Renovation 2007: Structure

Getting closer to understanding my house, I had a structural engineer come by as consultant. I think he specialized in foundations so we did the basement first. Then we moved up to the first level where he made a hole in my ceiling. I’m going to see how much joint compound I still have to fix it, as it will be a few months before I actually do any tearing apart. Lastly he looked at my roof crawlspace and noted a concern.
In earlier conversations with him I mentioned the house was about 130 years old and I was wondering about a crack in the party wall. When he looked at the basement I told him what the landlord of the house told me, which was when “they” dug out the basement it created a crack in the party wall and the landlord wanted to sue the previous owners but didn’t ’cause by the time he got around to thinking of sueing the house was up for sale. The engineer did not see a horizontal crack long the basement wall, so he doesn’t think the party wall crack was the cause of the basement. Because I’ve been in the house for 5 years and nothing bad had happened he didn’t think I had anything to worry about.
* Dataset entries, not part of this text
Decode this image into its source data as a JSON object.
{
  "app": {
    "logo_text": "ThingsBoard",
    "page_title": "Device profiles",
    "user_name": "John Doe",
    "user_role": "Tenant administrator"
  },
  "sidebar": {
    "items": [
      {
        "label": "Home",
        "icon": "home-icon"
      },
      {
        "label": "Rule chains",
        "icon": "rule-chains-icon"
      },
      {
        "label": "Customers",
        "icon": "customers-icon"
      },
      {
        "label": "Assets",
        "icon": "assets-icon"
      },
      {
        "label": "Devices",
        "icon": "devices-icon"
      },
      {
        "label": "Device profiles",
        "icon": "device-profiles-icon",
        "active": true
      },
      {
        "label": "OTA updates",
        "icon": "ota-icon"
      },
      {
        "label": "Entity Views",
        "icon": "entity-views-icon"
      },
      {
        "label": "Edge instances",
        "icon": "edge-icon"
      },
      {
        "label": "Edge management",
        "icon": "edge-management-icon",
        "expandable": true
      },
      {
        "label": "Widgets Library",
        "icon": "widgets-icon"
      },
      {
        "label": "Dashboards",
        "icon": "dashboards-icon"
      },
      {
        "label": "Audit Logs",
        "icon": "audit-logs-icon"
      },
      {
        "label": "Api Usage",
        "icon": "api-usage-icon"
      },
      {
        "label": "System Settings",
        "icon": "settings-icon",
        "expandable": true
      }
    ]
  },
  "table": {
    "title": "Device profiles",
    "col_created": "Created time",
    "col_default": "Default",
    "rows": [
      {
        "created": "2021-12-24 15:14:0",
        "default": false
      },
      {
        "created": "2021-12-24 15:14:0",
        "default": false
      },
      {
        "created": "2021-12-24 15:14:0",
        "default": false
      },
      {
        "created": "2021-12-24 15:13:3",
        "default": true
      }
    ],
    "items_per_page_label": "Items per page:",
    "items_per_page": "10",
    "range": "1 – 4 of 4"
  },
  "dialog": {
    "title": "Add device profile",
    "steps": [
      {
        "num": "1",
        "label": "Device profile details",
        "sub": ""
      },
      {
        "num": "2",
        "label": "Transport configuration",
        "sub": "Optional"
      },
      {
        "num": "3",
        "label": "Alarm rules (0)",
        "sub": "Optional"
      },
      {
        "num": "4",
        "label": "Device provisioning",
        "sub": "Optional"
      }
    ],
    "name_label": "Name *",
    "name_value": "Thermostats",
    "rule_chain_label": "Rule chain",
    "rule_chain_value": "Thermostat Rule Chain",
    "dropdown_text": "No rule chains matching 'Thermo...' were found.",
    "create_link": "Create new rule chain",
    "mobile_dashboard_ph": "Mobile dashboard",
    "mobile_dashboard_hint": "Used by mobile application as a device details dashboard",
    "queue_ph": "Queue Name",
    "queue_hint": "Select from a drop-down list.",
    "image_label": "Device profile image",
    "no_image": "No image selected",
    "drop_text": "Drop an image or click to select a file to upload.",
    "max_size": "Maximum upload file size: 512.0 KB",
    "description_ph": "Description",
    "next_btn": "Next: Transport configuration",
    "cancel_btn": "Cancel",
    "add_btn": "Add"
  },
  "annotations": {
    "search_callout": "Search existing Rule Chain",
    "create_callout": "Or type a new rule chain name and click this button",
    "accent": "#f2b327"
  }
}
He aslo gave a long explaination of how my wall worked and why he believes it is doing what it is supposed to do. Vertical loads are fine. The problem is horizontal pressure from all the dirt below the neighbor’s soil line. But it is not a huge problem as the walls aren’t bowing. I’ve got unlevel floors through the house and to level the floor above (the first floor) the beams in the basement may need to be shimmed.
On the first floor my concern was if I could get rid of a center wall. Answer, yes as it is not a load bearing wall. Moving on.
On the second floor the question of if I could get rid of the walls was harder to answer. He looked in the crawlspace and noticed a center beam, which was 10 feet from a certain point in the ceiling. The center beam is old and sagging and seems to be loading on the wall between the bedrooms. The bedroom wall juts out a bit into the hallway and continues overhead giving the appearance of a load bearing wall. However when measuring it, it was about 5-6inches short of where the center beam is ‘loading’. The engineer said that the wall wasn’t supposed to be a load bearing wall. The beam keeping the roof up is begining to bear weight on something, possibly on the wall I want to remove. He gave me a couple of options of what to do, one was to shim the center beam so that it is bearing more weight on the party walls and less on whatever it is bearing weight on. That would give me the freedom to get rid of that bedroom wall.
I’m blogging this so I won’t forget it and because I’m not getting a written report. At $150 an hour, on top of the come to the site and walk through the door fee, I’ll write up my own report.